I am among millions of people who was thrilled to see 2017 go bye bye. It was not a year that I will ever look back on and think, “Gee, I wish I could live that over again!”
Yet, even knowing this, I still find myself from time to time going back anyway: in my dreams, subconscious thoughts, or just through visceral blooms of pain,
disappointment, and heartbreak.
However, it has occurred to me recently that every time I think of the struggle of those 12, soul-crushing months, I do go back and live it again, even though I claim it’s the last thing I want to do.
So, how do we really recover and move forward from a bad year? I think the key is to become fully aware of what we focus on. By being in the now, we can stop ourselves in our muddy tracks, and shift internally to a positive, fresh path that changes our brain’s patterning, allowing us to breathe more deeply and access natural joy.
For instance, if I am reliving the memory of losing my sister Gloria, who died of lung cancer in 2017, then reviewing that mental “snapshot” creates sorrow, detonating unhappiness, exploding into more unhappiness. Thus 2017 trails behind every step I take, even as I try to slip away from it.

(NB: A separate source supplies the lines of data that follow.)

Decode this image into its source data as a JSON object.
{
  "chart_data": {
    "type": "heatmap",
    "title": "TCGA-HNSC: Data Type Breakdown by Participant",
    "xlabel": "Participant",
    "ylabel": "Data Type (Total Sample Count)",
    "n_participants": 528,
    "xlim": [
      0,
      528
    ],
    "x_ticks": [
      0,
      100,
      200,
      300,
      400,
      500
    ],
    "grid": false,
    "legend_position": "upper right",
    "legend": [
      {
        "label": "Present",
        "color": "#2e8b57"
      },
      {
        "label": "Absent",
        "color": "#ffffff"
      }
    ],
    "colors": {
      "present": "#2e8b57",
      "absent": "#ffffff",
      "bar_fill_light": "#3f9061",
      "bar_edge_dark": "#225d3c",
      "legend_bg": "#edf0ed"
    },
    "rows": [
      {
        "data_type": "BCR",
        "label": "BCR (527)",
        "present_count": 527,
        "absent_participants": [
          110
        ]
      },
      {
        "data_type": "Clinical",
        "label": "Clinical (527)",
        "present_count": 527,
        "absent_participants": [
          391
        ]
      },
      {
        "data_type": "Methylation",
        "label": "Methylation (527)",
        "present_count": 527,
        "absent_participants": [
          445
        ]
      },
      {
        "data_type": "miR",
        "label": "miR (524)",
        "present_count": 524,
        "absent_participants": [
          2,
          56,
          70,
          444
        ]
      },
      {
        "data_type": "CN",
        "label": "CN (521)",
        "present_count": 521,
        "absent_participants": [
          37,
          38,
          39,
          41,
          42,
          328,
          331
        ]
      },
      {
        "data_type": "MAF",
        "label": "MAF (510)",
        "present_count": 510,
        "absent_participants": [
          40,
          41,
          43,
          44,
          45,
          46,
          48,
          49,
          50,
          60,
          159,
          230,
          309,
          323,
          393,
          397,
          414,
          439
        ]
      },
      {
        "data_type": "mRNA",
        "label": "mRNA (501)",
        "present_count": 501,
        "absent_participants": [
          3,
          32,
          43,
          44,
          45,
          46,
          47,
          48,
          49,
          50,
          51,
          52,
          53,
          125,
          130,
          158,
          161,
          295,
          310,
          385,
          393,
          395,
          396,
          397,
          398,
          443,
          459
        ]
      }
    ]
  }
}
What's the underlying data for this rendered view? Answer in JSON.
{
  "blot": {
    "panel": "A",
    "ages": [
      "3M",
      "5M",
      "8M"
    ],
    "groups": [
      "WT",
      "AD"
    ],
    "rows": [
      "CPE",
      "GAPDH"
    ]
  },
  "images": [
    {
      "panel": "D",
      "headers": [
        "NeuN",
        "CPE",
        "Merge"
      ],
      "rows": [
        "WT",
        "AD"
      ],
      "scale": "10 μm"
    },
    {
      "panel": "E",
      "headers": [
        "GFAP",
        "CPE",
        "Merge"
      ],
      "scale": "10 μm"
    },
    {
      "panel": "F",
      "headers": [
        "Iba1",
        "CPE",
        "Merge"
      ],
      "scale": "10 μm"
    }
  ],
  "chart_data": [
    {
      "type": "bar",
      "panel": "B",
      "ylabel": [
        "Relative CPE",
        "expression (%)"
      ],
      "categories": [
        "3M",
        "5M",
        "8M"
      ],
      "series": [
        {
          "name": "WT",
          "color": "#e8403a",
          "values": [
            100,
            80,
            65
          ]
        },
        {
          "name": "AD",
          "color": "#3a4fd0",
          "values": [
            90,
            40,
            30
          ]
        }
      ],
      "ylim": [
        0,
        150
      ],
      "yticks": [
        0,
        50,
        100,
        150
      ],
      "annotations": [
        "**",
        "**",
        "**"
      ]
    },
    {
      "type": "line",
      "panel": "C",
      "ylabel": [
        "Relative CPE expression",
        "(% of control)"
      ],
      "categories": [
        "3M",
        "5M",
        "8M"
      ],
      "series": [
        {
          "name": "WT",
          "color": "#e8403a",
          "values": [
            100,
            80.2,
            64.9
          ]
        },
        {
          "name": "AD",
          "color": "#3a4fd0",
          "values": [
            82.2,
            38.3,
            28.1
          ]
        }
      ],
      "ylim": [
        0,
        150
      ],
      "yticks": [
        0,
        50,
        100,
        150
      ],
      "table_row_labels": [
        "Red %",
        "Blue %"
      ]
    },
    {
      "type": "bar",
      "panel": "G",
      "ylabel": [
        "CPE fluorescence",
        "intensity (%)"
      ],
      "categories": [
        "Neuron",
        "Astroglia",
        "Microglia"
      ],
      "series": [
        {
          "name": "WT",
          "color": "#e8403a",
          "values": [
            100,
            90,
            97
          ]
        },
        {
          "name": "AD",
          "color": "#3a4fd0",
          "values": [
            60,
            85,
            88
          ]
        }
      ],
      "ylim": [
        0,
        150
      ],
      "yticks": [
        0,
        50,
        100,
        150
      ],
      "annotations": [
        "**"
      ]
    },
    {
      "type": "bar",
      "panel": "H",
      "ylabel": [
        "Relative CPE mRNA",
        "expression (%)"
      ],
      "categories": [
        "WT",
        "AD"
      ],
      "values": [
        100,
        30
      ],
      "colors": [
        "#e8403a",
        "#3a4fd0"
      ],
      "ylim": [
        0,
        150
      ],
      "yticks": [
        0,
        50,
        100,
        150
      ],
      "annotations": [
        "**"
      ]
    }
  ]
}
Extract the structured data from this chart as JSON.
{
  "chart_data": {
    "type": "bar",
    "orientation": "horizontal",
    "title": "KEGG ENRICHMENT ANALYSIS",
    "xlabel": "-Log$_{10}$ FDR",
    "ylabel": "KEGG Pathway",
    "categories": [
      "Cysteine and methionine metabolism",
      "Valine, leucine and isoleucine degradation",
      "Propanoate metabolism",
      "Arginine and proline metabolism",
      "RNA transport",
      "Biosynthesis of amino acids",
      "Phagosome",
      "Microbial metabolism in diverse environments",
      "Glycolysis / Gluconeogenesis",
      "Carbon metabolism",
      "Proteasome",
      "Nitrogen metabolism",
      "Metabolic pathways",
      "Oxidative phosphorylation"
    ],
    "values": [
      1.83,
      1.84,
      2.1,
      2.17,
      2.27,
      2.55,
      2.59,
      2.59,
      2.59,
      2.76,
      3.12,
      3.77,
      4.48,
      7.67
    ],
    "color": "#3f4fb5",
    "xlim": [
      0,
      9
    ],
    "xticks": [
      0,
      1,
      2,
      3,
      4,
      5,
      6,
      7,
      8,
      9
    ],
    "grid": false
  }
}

Politics and other horrific events of 2017 have affected us all, challenged our faith, stirred our anger, and threatened our connection to positivity.
However, it’s possible to catch ourselves in those thought processes and say, “No, I will not drag this negativity into today!”
I understand that many of us struggle with depression. For some, it’s a biochemical reality deep inside our bodies. Fortunately, there are therapeutic measures to help us cope. And on top of that we have the power to stay aware, replacing difficult thoughts with affirming ones.
Many examples come to mind: A close friend watched her parents’ brand new home burn to the ground one Christmas eve. The entire family stood across the street watching the house and everything in it, including newly purchased Christmas gifts, succumb to raging flames.
The trauma felt unbearable, until my friend’s 4-year-old niece yanked on her dress and said, “Aunt Kelli, I know it’s sad that grandma and grandpa lost their home, and all the presents are burned, but isn’t it exciting though!”
The whole family laughed at her childlike innocence and later huddled together in a motel, celebrating that they’d all gotten out alive, where they upwrapped the real Christmas gift of life: They still had each other.
For me, my sister’s death in 2017 was without a doubt the most painful thing I have ever experienced. And I have gone through the stages of grief, anger and despair. But as I move forward into the new year, I make a daily effort to reach for the sweet memories of having Gloria as my sister, so they can take the place of any pain that tries to rise up.
I still laugh when I think of the day I was looking for an outfit in Macy’s. I was hurting physically, and there were no benches or chairs to sit on, so I sprawled in the middle of the floor in women’s formal dresses.
My phone rang in my purse, and it was Gloria. My hearing aides are synced with my iPhone, so as we chatted, it looked like I was talking to myself. She was telling me something excitedly, and I was sharing in her excitement and laughing.